I can get hold of an Ortofon Cadenza Mono (two voice coils so not true mono) for about 1600CDN, and a Miyajima Zero for 3450CDN. So the question is this: am I mad to even think about it? Money is not what it once was before I retired. There is no opportunity to go and hear these before purchase, without spending much more than purchase price on travel.

Shall I "make do" with my rather good stereo carts for my mono LPs or is there something better waiting for me when I get out those Parlophone Beatles LPs?

 

dogberry

Showing 2 responses by yeti42

I have a London Decca Maroon which I ordered from John Wright as a mono cartridge and on most mono discs it beats my stereo cartridge and mono switch despite the latter’s Replicant 100 stylus and much more sophisticated phono stage, however, I have a few mono records where it doesn’t, I think those are the older wide groove LPs and the Replicant is just a better fit in the groove.

It’s reputed to be a simple matter to convert a Decca to mono but I don’t know the details.

 Beware a true mono cartridge on a stereo LP, you want some vertical compliance. 

Ortofon give the tip diameters of their mono cartridges with spherical tips as either 18μm, 25μm and 65μm for late mono, early mono and 78s respectively.
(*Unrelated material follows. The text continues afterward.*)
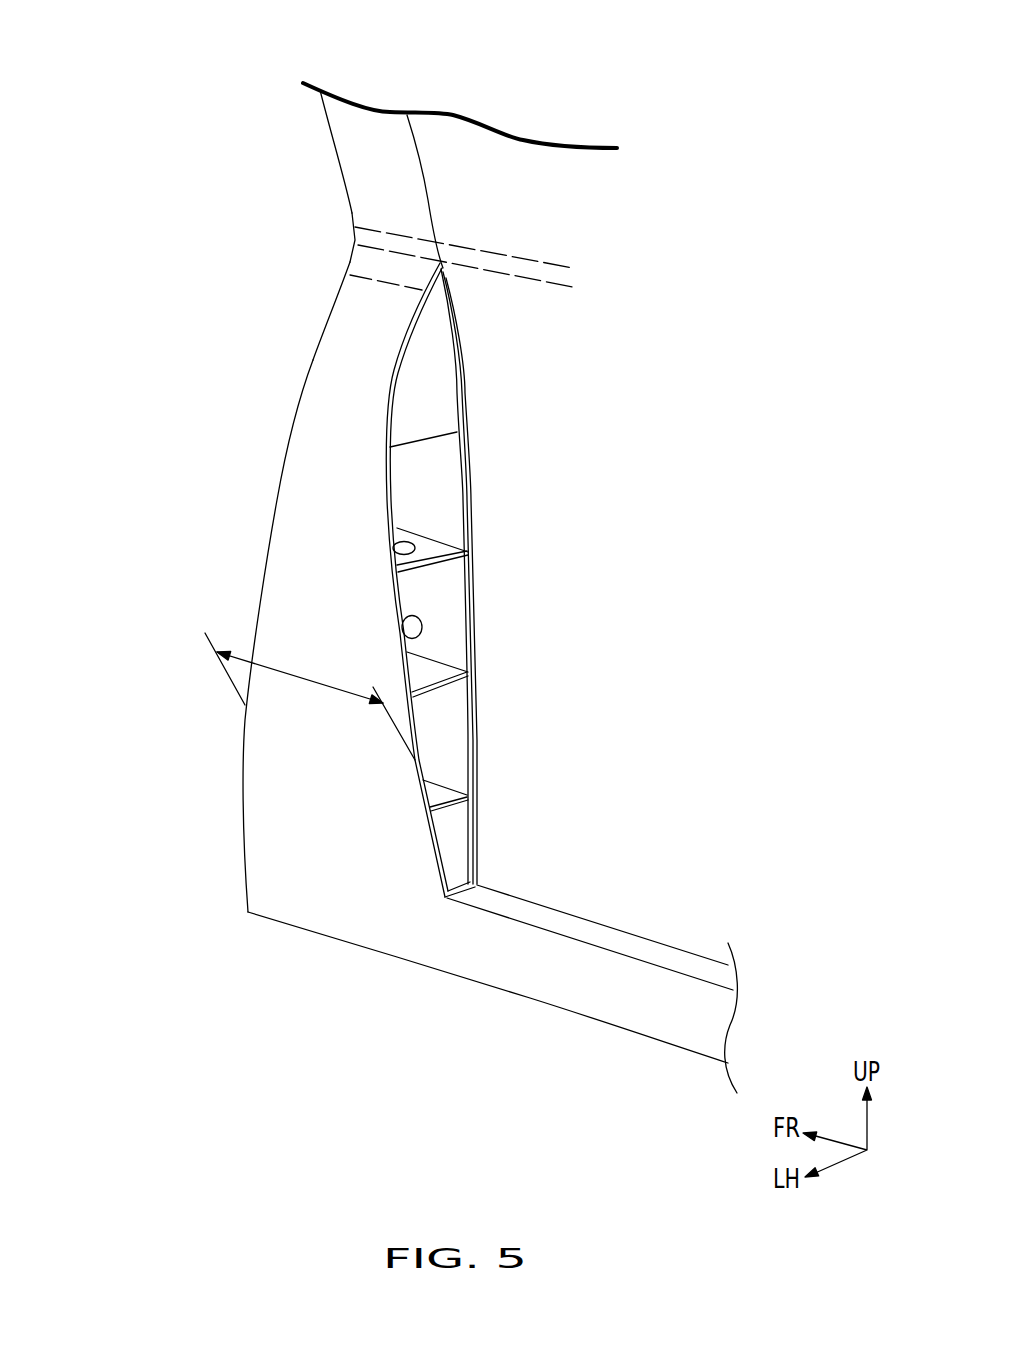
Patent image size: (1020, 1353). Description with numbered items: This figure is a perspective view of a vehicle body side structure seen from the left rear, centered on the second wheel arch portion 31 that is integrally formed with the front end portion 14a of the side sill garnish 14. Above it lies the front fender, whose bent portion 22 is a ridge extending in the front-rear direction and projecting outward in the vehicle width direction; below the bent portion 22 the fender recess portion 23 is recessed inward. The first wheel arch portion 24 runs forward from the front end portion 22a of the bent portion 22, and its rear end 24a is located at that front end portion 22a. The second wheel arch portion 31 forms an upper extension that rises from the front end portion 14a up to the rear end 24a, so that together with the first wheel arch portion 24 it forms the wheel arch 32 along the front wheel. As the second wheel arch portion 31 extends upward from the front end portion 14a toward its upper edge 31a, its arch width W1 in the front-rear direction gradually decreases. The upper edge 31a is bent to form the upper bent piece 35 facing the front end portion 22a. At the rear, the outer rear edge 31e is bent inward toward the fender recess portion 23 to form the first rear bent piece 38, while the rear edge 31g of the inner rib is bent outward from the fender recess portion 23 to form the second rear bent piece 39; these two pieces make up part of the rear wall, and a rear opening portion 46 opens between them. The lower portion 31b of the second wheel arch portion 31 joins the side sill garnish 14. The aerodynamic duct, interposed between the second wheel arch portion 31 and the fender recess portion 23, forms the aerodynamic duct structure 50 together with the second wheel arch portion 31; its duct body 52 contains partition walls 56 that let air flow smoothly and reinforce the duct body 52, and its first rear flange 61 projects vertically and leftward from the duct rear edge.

I presume mil is US for thousandth of an inch. That would be called thou’ in the UK and possibly the rest of Europe where they’ve heard of an inch but mil is rather confusingly used for millimetres here.
 

Of the stereo cartridges I’ve used on mono disks the Proteus Ogura PA wasn’t very happy, the microridge of a Dynavector 17D3 nearly as bad but the Replicant 100 and Gyger S felt at home, barring the slight loss from the mono button, on both late and early mono LPs. The 18μm spherical on my Decca with a £350 phono stage had the replicant on my stereo SPU Royal N with an £8k phonostage beaten on late monos but was hopeless on early ones.